C’est un “clash des cultures”. D’un côté, les anciens de la tribu
bukusu et la tradition. De l’autre, le gouvernement kényan aux prises avec une pandémie. Entre les deux, un bout de peau sème la division.

Chez les Bukusus, dans l’ouest du Kenya, peu d’événements rivalisent
d’importance avec les cérémonies de circoncision. Tenues tous les deux ans entre les mois de juillet et décembre, elles symbolisent le passage de l’enfance à l’âge adulte pour les garçons “coupés” sans anesthésie.

Hautement ritualisées, les cérémonies rassemblent de larges foules qui accompagnent les “initiés”, plongés dans une eau glacée au petit matin avant d’être couverts d’argile et remis aux mains des circonciseurs.

Boisson, danse et chants

En juin dernier, les anciens de la tribu avaient accepté de reporter le rituel pour cause de Covid-19, conformément aux nouvelles règles interdisant les
rassemblements. “Les réjouissances s’accompagnent de contacts rapprochés, [les gens] boivent de la bière traditionnelle, chantent et dansent, [des activités] interdites par le ministère de la Santé”, concédait le chef des circonciseurs du comté de Bungoma, Sinino Wo Omukolongolo, cité par le journal kényan.

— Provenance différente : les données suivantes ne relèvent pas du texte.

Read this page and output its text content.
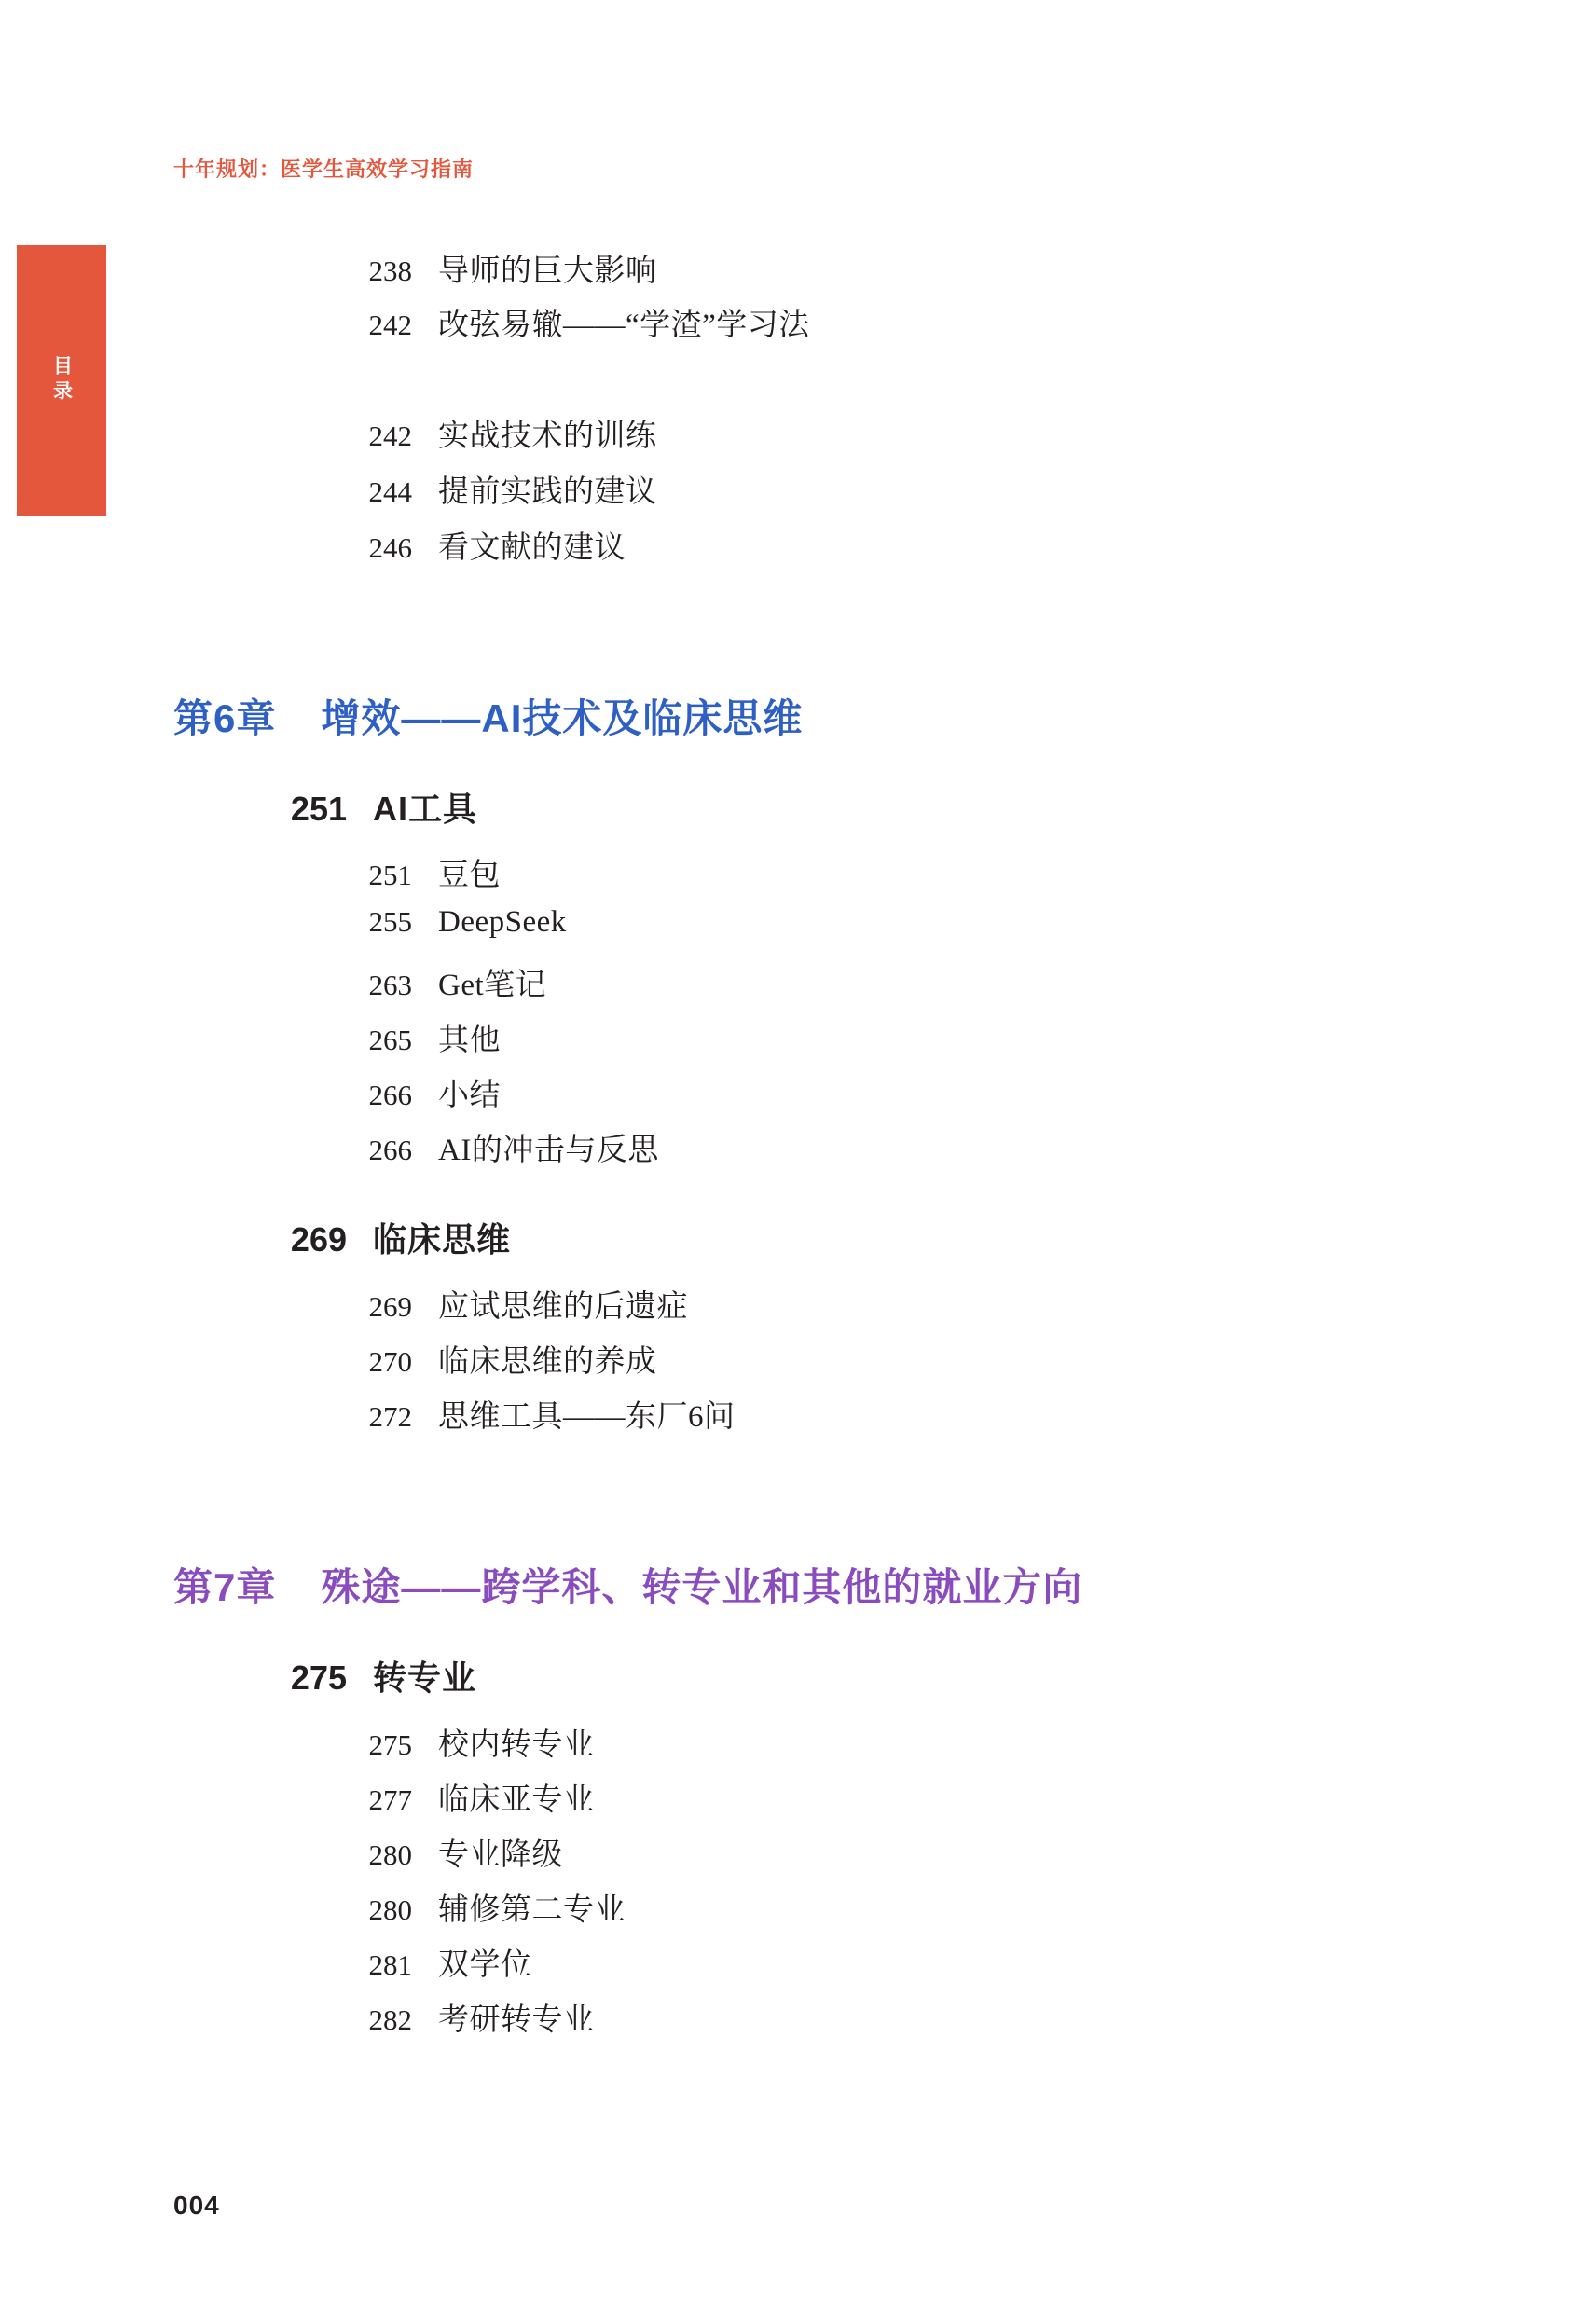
十年规划：医学生高效学习指南
目录
238 导师的巨大影响
242 改弦易辙——“学渣”学习法
242 实战技术的训练
244 提前实践的建议
246 看文献的建议
第6章 增效——AI技术及临床思维
251 AI工具
251 豆包
255 DeepSeek
263 Get笔记
265 其他
266 小结
266 AI的冲击与反思
269 临床思维
269 应试思维的后遗症
270 临床思维的养成
272 思维工具——东厂6问
第7章 殊途——跨学科、转专业和其他的就业方向
275 转专业
275 校内转专业
277 临床亚专业
280 专业降级
280 辅修第二专业
281 双学位
282 考研转专业
004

Mais, un mois plus tard, à l’approche de la saison des circoncisions, les anciens sont revenus sur leur décision. Compte tenu de l’importance du rituel et de la réouverture de l’économie, ils annoncent que les cérémonies n’ont aucune raison d’être annulées : “Le président a partiellement rouvert le pays, des gens vont à l’église pendant que d’autres voyagent dans les terres. C’est pourquoi nous procéderons aux cérémonies”, explique alors un parent, qui a suivi l’évolution de la saga dans le détail.

Respecter le calendrier

Les circonciseurs craignent également de voir “mourir les traditions” : après l’annonce du report des cérémonies, certains parents ont préféré envoyer leurs enfants à l’hôpital afin d’y être circoncis dans le respect du calendrier traditionnel.

Quelques jours plus tard, les entrailles d’une chèvre confirment le bien-fondé de la décision malgré les mises en garde du gouvernement. “Tous ceux qui enfreignent la loi seront traités sans ménagement. Personne ne devrait enfreindre la loi sous prétexte de culture et de traditions sans se préoccuper des conséquences”, avertit le responsable du comté Abdi Hassan.

Au début d’août, une trentaine de garçons ont finalement été soumis au rituel, accompagnés par la foule, malgré les promesses des circonciseurs de pratiquer les cérémonies dans le respect des consignes sanitaires, rapporte la chaîne kényane NTV. Vu du comté de Bungoma, la menace du virus semble très lointaine : “Nous ne connaissons personne qui est mort du virus ici”, explique un jeune homme à l’agence de presse étatique, Kenya News Agency.

L’annonce des cérémonies a provoqué la colère du ministre de la Santé, Mutahi Kagwe, qui a promis des sanctions : “Ceux qui pratiquent la circoncision avec toute sorte de gadgets et tuent nos enfants seront tenus entièrement responsables, a-t-il martelé en conférence de presse. C’est une cérémonie importante, nous le savons, certains d’entre nous sont passés par là, mais il n’est pas question de tuer des gens au nom de la tradition. C’est bien, c’est important, mais ça ne justifie pas de mourir.